I have been invited to evaluate a beta version of ITHAKA' s text-mining product, which is tentatively titled Constellate. I'm thankful for the opportunity.
I have some knowledge of other text-mining products made available by library materials vendors like ProQuest and Gale. In my experience they work well, but they only offer the use of text materials found in those portions of individual vendors' available collections to which your particular institution has a subscription. If you want access to more materials for your data set, your institution needs to subscribe to more collections.
This type of product in general would be very helpful in teaching text data analysis at scale to non-programmers. I believe that humanities students can benefit from activities helping them to learn how to formulate hypotheses and evaluate evidence found in very large data sets. As individuals already receiving training in the critical evaluation of materials, they could make a valuable contribution to data-driven organizational activities in a number of fields. Put another way, employers of course need programmers able to build and adjust text-mining applications or sets of applications. But they also need critical thinkers to evaluate and results.
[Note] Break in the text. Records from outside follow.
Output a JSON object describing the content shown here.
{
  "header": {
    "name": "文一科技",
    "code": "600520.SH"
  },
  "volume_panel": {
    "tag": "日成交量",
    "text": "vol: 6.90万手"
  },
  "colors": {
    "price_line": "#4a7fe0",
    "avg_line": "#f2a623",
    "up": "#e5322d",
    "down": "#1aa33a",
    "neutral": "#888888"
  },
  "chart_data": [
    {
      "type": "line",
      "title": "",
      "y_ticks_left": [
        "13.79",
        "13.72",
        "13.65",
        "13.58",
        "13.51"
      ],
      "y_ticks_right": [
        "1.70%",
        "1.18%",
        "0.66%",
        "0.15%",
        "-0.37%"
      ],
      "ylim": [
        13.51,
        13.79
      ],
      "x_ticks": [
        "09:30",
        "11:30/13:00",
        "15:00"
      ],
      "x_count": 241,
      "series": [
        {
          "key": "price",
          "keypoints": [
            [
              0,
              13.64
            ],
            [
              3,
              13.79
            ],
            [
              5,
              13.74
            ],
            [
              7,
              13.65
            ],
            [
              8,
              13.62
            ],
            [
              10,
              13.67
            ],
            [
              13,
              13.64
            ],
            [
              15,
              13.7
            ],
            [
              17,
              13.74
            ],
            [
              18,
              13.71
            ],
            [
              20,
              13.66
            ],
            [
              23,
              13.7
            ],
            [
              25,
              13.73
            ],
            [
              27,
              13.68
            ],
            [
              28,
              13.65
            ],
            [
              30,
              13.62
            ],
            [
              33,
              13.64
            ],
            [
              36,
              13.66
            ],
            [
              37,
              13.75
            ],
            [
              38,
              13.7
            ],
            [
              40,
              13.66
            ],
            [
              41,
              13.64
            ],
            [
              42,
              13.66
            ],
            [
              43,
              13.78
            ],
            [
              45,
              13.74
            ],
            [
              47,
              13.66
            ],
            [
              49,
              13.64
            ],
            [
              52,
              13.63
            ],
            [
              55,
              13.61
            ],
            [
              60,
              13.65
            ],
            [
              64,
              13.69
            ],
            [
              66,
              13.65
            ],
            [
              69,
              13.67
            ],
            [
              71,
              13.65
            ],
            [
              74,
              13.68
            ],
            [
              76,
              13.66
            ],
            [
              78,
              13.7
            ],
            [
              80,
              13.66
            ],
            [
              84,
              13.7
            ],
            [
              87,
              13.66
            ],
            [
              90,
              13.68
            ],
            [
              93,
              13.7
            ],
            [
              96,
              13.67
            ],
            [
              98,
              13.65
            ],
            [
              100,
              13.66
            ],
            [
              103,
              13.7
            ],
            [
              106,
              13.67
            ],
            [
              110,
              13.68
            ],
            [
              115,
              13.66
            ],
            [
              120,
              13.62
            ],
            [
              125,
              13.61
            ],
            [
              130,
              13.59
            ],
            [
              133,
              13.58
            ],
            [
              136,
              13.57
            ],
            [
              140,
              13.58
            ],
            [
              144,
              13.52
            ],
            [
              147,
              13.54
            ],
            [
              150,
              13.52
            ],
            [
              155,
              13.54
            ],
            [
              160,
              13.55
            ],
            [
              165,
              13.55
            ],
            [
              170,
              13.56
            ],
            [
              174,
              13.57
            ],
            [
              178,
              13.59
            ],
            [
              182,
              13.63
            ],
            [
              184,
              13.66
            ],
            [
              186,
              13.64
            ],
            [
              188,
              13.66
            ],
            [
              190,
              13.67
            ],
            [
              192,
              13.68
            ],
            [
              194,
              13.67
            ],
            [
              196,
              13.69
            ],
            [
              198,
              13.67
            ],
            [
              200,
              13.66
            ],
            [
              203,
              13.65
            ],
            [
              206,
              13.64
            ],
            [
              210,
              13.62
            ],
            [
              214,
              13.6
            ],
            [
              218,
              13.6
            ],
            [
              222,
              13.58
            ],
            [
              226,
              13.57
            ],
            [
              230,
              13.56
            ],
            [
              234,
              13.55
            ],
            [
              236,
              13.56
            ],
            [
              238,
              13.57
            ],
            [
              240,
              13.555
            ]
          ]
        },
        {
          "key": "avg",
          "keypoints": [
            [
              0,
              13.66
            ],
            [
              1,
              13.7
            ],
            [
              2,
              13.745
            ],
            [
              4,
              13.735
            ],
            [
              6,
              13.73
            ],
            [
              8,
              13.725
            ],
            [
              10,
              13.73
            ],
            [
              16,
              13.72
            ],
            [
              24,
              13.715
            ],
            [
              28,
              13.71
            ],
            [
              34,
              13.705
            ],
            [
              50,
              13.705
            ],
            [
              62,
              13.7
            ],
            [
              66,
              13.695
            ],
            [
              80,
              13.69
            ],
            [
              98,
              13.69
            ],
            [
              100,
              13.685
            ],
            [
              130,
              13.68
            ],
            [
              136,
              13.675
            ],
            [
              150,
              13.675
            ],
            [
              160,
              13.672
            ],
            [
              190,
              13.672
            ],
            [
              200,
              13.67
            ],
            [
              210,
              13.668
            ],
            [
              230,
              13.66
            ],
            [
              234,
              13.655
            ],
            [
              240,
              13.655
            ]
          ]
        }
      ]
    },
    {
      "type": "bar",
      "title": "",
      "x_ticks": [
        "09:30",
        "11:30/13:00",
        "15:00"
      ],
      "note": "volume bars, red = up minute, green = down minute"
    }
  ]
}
Access to a relatively limited number of text data sets is not a problem for this type of experiential learning, but it does present a large obstacle to original scholarly research. A paper making an argument based on the analysis of a data set that only contains those nineteenth-century text materials appearing in a ProQuest or Gale data set will very likely overlook a large part of the available historical record. Researchers need to be able to upload their own data sets into online text-mining services.
It is also my impression that the code and algorithms that do the data analysis for vendor-served text mining project remain proprietary, which means that researchers and collaborating programmers would be unable to download the code and customize it for their own use. Since in my experience effective text-mining often requires a great deal of adjustment and customization, this presents another problem.
Sales representatives for the above companies have made general statements about how their programmers were and are working on a function that would allow subscribers to upload their own data, but to my knowledge that has not happened. If any representatives of ProQuest, Gale, or other library vendors making similar products available have information to the contrary, please contact me and I will be happy evaluate your product.
I am very interested in Constellate because the ITHAKA representative with whom I spoke emphasized that their organization plans to present the service as A) able to analyze outside data sets, and B) willing to allow outside programmers to access its Python code for the purpose of customization. They hope to build a collection or set of open-source code applications that various Constellate users have constructed.
This would be a very promising situation for researchers, teachers and learners situated at R2 and smaller institutions lacking large financial resources.
I will spend the next few months working with Constellate and report on what I discover.